Backspot, the feature directorial debut from D.W. Waterson, may be set in the world of competitive cheerleading but it is a million miles removed from the comparatively frothy likes of Bring It On and its extended array of direct-to-video follow ups. The focus here is on Riley (Devery Jacobs), a driven high school cheer squad member who is determined to succeed at the physically punishing sport and takes things out on herself (particularly her eyebrows) when she feels she has failed to live up to her high standards. Before long, she and her teammate/girlfriend Amanda (Kudakwashe Rutendo) are recruited to join the Thunderhawks, an elite cheer team coached by the fiercely competitive Eileen (Evan Rachel Wood) and her determination to impress her new coach finds her pushing herself to new extremes in order to succeed. Inevitably, this begins to play havoc with her relationship with Amanda—who enjoys cheer squad but not enough to willingly risk potential harm—and her own psyche, which runs the risk of crumbling any time she perceives herself as being less than 100% perfect.
As films involving talented young people pushing themselves to physical and emotional extremes under the tutelage of an equally driven and determined coach/mentor/antagonist go, Backspot certainly beats the overrated Whiplash by a mile, mostly thanks to the stirring and memorable performance by Devery (one of the stars of Reservation Dogs) and the welcome supporting turn by Wood as her coach, a woman who comes across as a stern and uncrossable taskmaster in the gym but who is just an ordinary woman eating cold Chinese food in her car outside of it. I also liked the relationship between Riley and Amanda and the way that it develops over the course of the film. The problem is that while Waterson’s film (which was written by Joanne Sarazen from a story by Waterson) has a lot of good individual scenes and some welcome moments of humor, the narrative doesn’t really go anywhere after a while and the final scenes demonstrate a singular lack of imagination as they try to wrap everything up in a disappointingly tidy bow. Watching it, I couldn’t help but think of The Novice, a powerful 2021 film that told a similar story—one set in the world of collegiate competitive rowing featuring a spectacular performance from Isabelle Fuhrman—that did not devolve into cliches as it went on. Backspot certainly makes the case for the sheer athleticism and endurance required to make it in the world of competitive cheering—it just doesn’t quite make it as a compelling film.

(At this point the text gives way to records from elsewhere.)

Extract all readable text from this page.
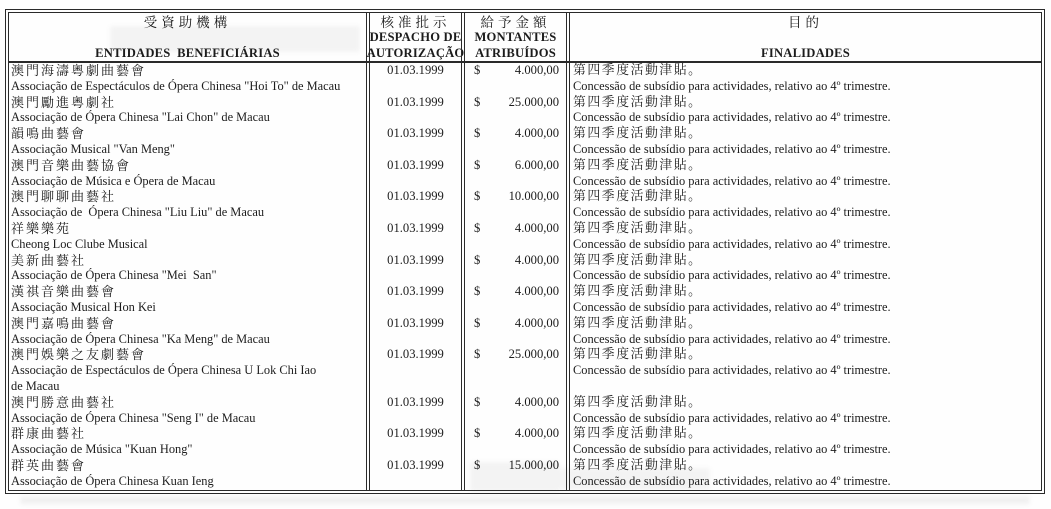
受資助機構
ENTIDADES  BENEFICIÁRIAS
核准批示
DESPACHO DE
AUTORIZAÇÃO
給予金額
MONTANTES
ATRIBUÍDOS
目的
FINALIDADES
澳門海濤粵劇曲藝會
Associação de Espectáculos de Ópera Chinesa "Hoi To" de Macau
01.03.1999	$	4.000,00 第四季度活動津貼。
Concessão de subsídio para actividades, relativo ao 4º trimestre.
澳門勵進粵劇社
Associação de Ópera Chinesa "Lai Chon" de Macau
01.03.1999	$ 25.000,00 第四季度活動津貼。
Concessão de subsídio para actividades, relativo ao 4º trimestre.
韻鳴曲藝會
Associação Musical "Van Meng"
01.03.1999	$	4.000,00 第四季度活動津貼。
Concessão de subsídio para actividades, relativo ao 4º trimestre.
澳門音樂曲藝協會
Associação de Música e Ópera de Macau
01.03.1999	$	6.000,00 第四季度活動津貼。
Concessão de subsídio para actividades, relativo ao 4º trimestre.
澳門聊聊曲藝社
Associação de  Ópera Chinesa "Liu Liu" de Macau
01.03.1999	$ 10.000,00 第四季度活動津貼。
Concessão de subsídio para actividades, relativo ao 4º trimestre.
祥樂樂苑
Cheong Loc Clube Musical
01.03.1999	$	4.000,00 第四季度活動津貼。
Concessão de subsídio para actividades, relativo ao 4º trimestre.
美新曲藝社
Associação de Ópera Chinesa "Mei  San"
01.03.1999	$	4.000,00 第四季度活動津貼。
Concessão de subsídio para actividades, relativo ao 4º trimestre.
漢祺音樂曲藝會
Associação Musical Hon Kei
01.03.1999	$	4.000,00 第四季度活動津貼。
Concessão de subsídio para actividades, relativo ao 4º trimestre.
澳門嘉鳴曲藝會
Associação de Ópera Chinesa "Ka Meng" de Macau
01.03.1999	$	4.000,00 第四季度活動津貼。
Concessão de subsídio para actividades, relativo ao 4º trimestre.
澳門娛樂之友劇藝會
Associação de Espectáculos de Ópera Chinesa U Lok Chi Iao
de Macau
01.03.1999	$ 25.000,00 第四季度活動津貼。
Concessão de subsídio para actividades, relativo ao 4º trimestre.
澳門勝意曲藝社
Associação de Ópera Chinesa "Seng I" de Macau
01.03.1999	$	4.000,00 第四季度活動津貼。
Concessão de subsídio para actividades, relativo ao 4º trimestre.
群康曲藝社
Associação de Música "Kuan Hong"
01.03.1999	$	4.000,00 第四季度活動津貼。
Concessão de subsídio para actividades, relativo ao 4º trimestre.
群英曲藝會
Associação de Ópera Chinesa Kuan Ieng
01.03.1999	$ 15.000,00 第四季度活動津貼。
Concessão de subsídio para actividades, relativo ao 4º trimestre.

Ezra, the new film from actor-turned-director Tony Goldwyn, is a project that is so obviously good in its intentions that you can almost forget, if only for a little while, what a tacky and borderline tasteless bag of goods it is. The film stars Bobby Cannavale as Max, a struggling comedian whose life is a mess as he tries to negotiate his career with co-parenting his autistic son, Ezra (William A Fitzgerald) with Jenna (Rose Byrne), the estranged wife that he clearly wants to get back with, even if she has moved on to a Ralph Bellamy-style lawyer (Goldwyn). When Ezra begins acting out in class in increasingly dangerous ways, the suggestion is made that he should go to a special school and begin an aggressive medication, two avenues that Max angrily rails against to the point where he winds up jailed and slapped with a restraining order. Unwilling to give up on his son, Max kinda sorta steals him away in the middle of the night for a road trip that eventually finds them heading to Los Angeles for Max to make a career-making appearance on Jimmy Kimmel (who, perhaps recognizing that he is little more than a plot gimmick, wants him on the show but won’t fly him in) with Jenna and his own father (Robert De Niro), a man with regrets over how he raised his son, in vague pursuit.
Ezra is a film that clearly has its heart in the right place throughout but also spends most of that time with its foot in its mouth and its head way up someplace else. Every once in a while, there are moments in Tony Spiridakis’s screenplay (said to be inspired in part by his own interactions with his son) that strike nice notes of authenticity and which suggest the ways in which this movie might have gone to become something genuinely meaningful and valuable. Alas, these moments are surrounded by a screenplay that seems more focused on following the established Rain Man playbook, right down to the road trip conceit (which was a bit dubious even back in 1988), and fitting in appearances from familiar faces (besides those mentioned, the likes of Vera Farmiga, Rainn Wilson and Whoopi Goldberg also turn up) than in trying to come to grips with the challenges that all parents face when rearing their children, special needs or no. Perhaps the biggest problem is that Max is, to put it charitably, kind of a jerk and even though he may ultimately mean well, it is difficult to work up much of any rooting interest in him, his relationships with his son, father and ex or if he will arrive in time for his big break—based on the sheer abrasiveness of Cannavale’s performance, most viewers will find themselves rooting for Jenna and the authorities to get Ezra away from him throughout and will find the final reel attempts to make him into something heroic to be a little gross. Between its cliched construct and willingness to use autism as little more than a plot device, Ezra is an ultimately cloddish mess that has been made with the best of intentions, I suppose, but which leads viewers on a one-way trip to movie Hell.